医師の判断のもとで、必要最低限の期間・用量で使用されます。

授乳中にガスターを使っても大丈夫?

ファモチジンは母乳中に移行することが報告されています。
そのため、授乳中に使用する場合は、治療上の有益性と母乳栄養の有益性を天秤にかけて、授乳を続けるか中止するかを検討します。

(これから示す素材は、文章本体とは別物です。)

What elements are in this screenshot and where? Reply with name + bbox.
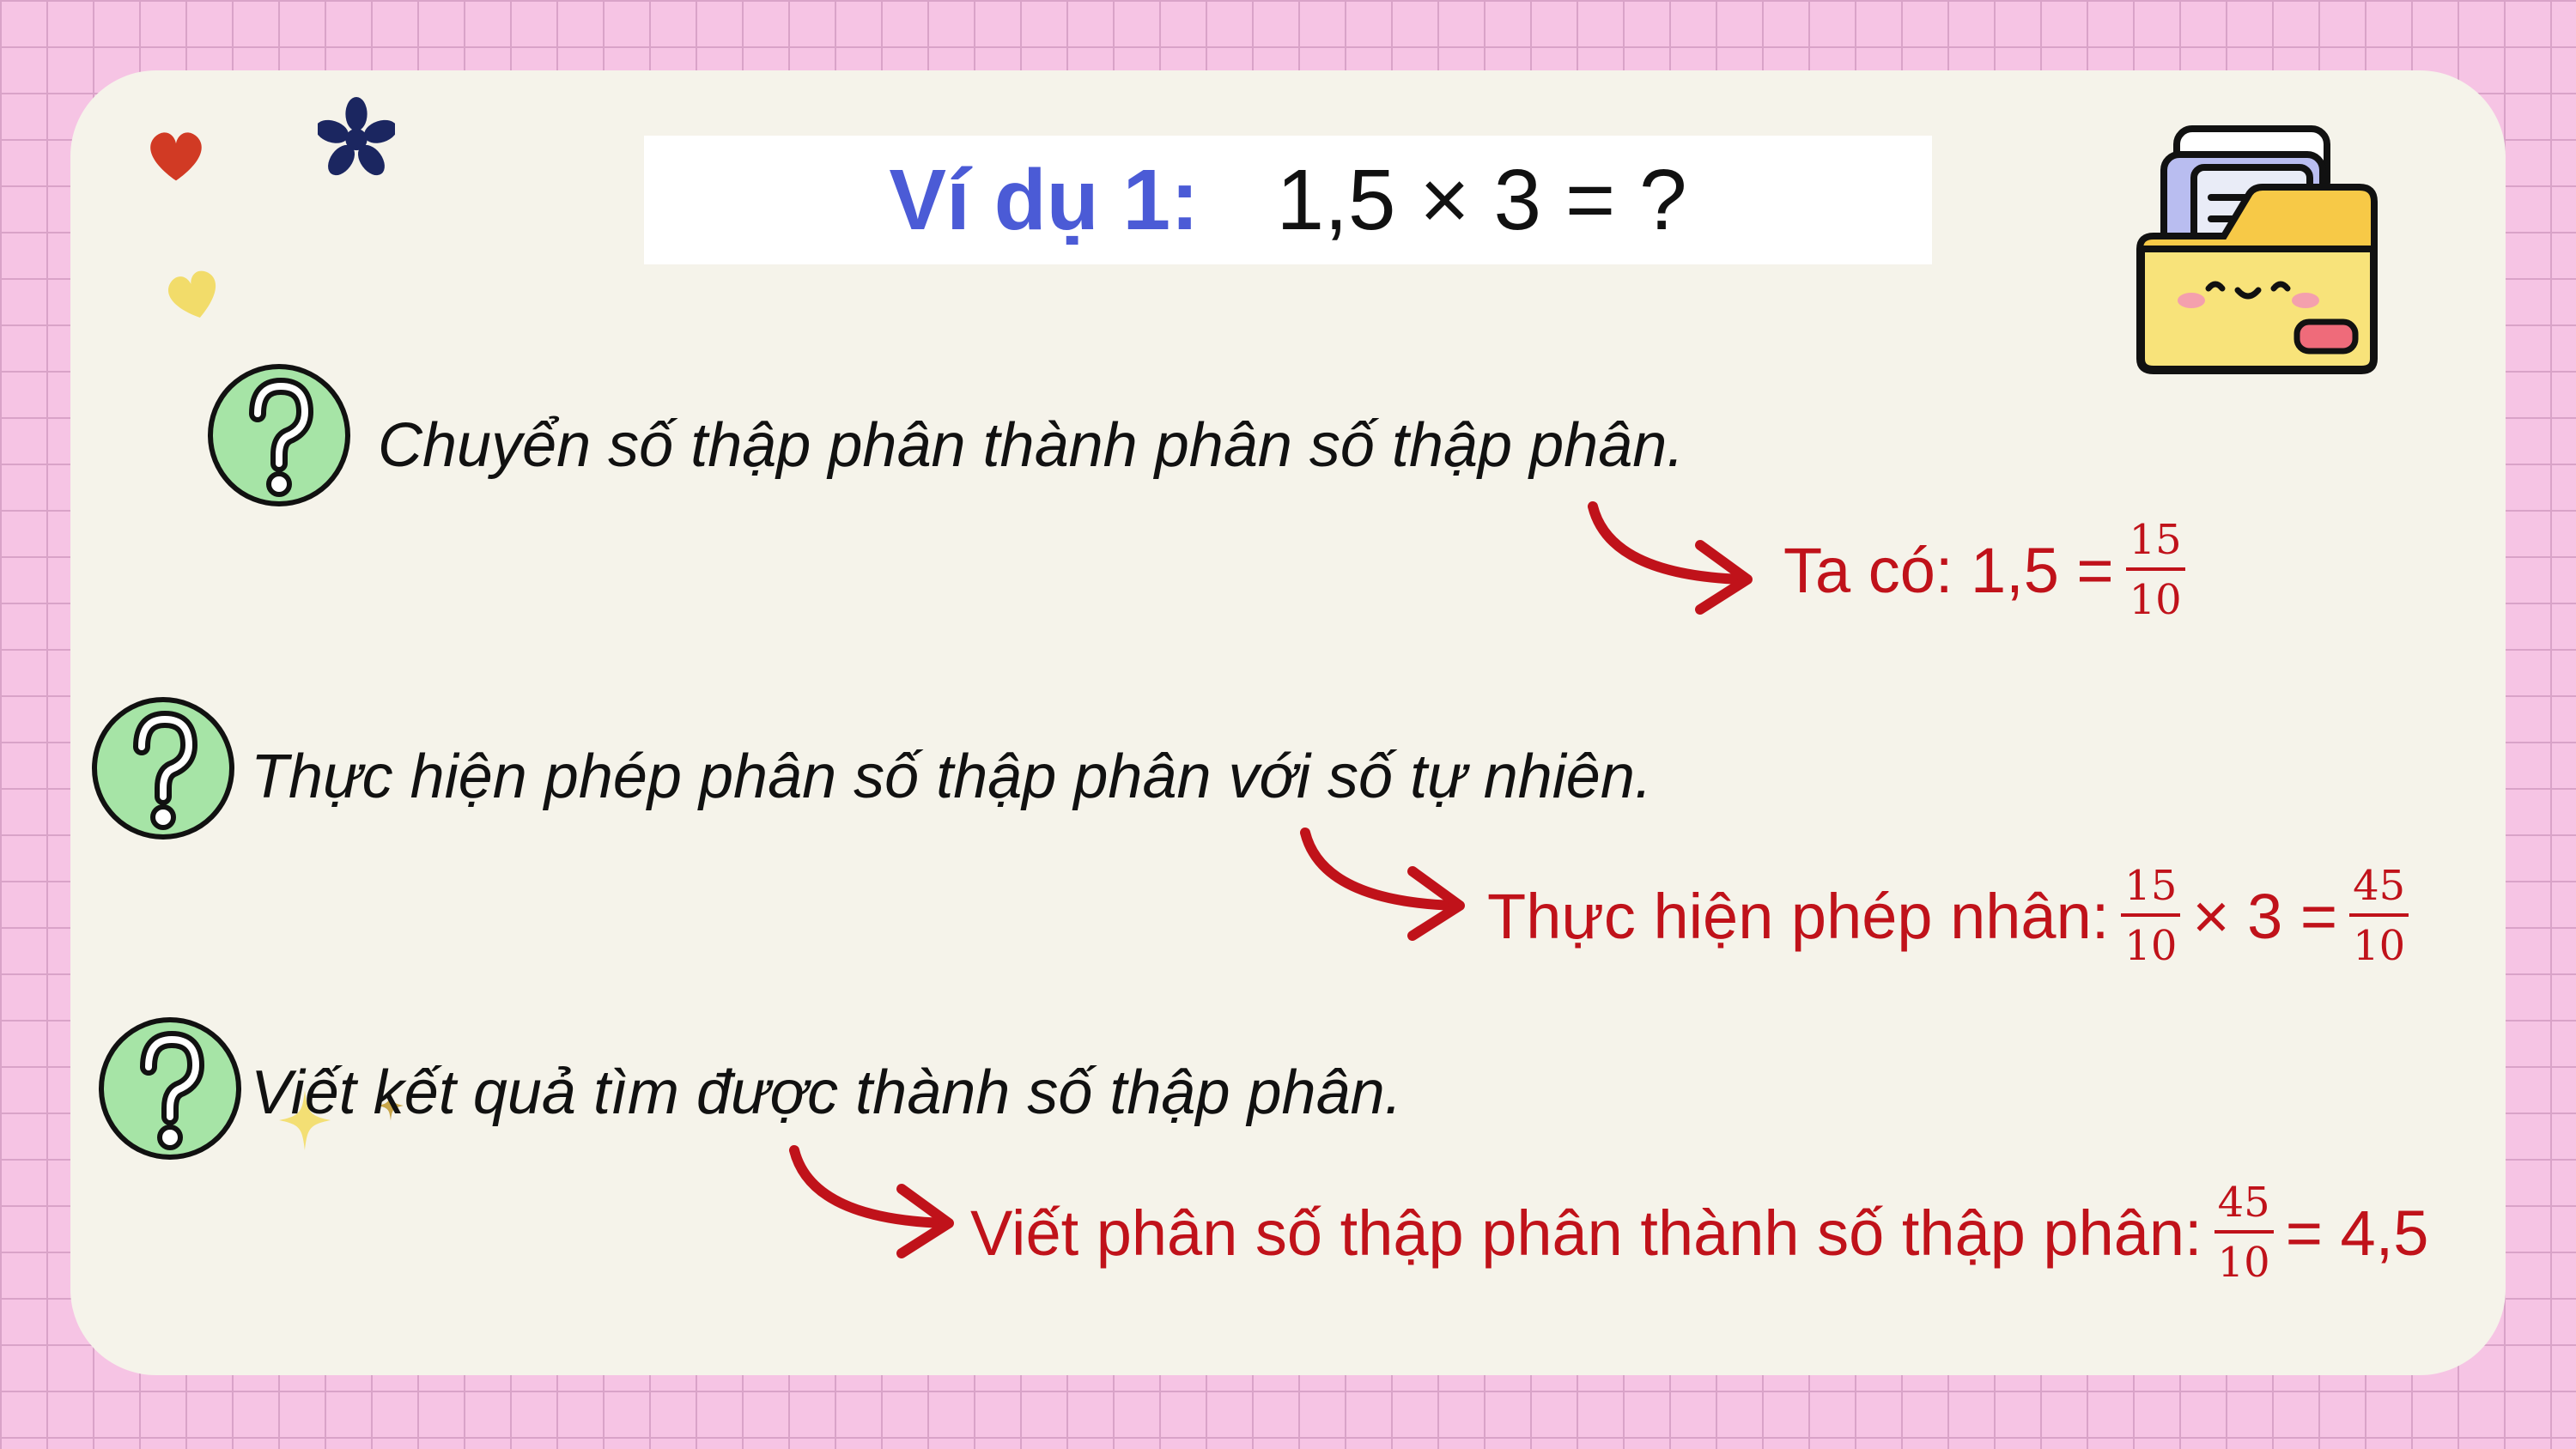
fraction-numerator: 45 [2349,865,2409,917]
question-2: Thực hiện phép phân số thập phân với số … [251,743,1652,811]
title-label: Ví dụ 1: [889,151,1200,248]
answer-1-prefix: Ta có: 1,5 = [1783,534,2114,606]
fraction-45-10: 45 10 [2349,865,2409,967]
answer-3: Viết phân số thập phân thành số thập phâ… [970,1182,2428,1283]
fraction-denominator: 10 [2129,576,2182,624]
fraction-denominator: 10 [2353,922,2406,970]
answer-3-prefix: Viết phân số thập phân thành số thập phâ… [970,1197,2202,1269]
fraction-15-10: 15 10 [2125,519,2185,624]
answer-3-suffix: = 4,5 [2285,1197,2429,1269]
red-heart-icon [150,132,202,181]
fraction-15-10: 15 10 [2121,865,2181,970]
question-mark-icon [99,1017,241,1160]
question-3: Viết kết quả tìm được thành số thập phân… [251,1058,1402,1127]
fraction-denominator: 10 [2217,1239,2270,1287]
answer-2-prefix: Thực hiện phép nhân: [1487,880,2110,952]
question-1: Chuyển số thập phân thành phân số thập p… [378,411,1685,480]
title-box: Ví dụ 1: 1,5 × 3 = ? [644,136,1932,264]
folder-mascot-icon [2136,125,2378,374]
yellow-heart-icon [168,270,216,318]
red-arrow-icon [789,1145,954,1258]
answer-2-middle: × 3 = [2192,880,2338,952]
title-expression: 1,5 × 3 = ? [1276,151,1687,248]
fraction-numerator: 45 [2214,1182,2274,1234]
fraction-numerator: 15 [2125,519,2185,571]
red-arrow-icon [1588,501,1753,615]
red-arrow-icon [1300,828,1465,941]
fraction-denominator: 10 [2124,922,2178,970]
flower-icon [318,97,395,176]
answer-2: Thực hiện phép nhân: 15 10 × 3 = 45 10 [1487,865,2421,967]
answer-1: Ta có: 1,5 = 15 10 [1783,519,2197,621]
fraction-45-10: 45 10 [2214,1182,2274,1287]
question-mark-icon [208,364,350,506]
fraction-numerator: 15 [2121,865,2181,917]
question-mark-icon [92,697,234,840]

実際には「一時的に授乳を中断する」「授乳後すぐに服薬し、次の授乳まで時間をあける」などの対応がされることがあります。

子どもにガスターを使うことはできる?

ガスターは小児に対する有効性や安全性が確立されていません。
ただし、医師の裁量で必要と判断される場合には慎重に使われることもあります。
年齢や体重、症状に応じた適正な量を厳密に管理し、副作用のリスクにも十分注意が必要です。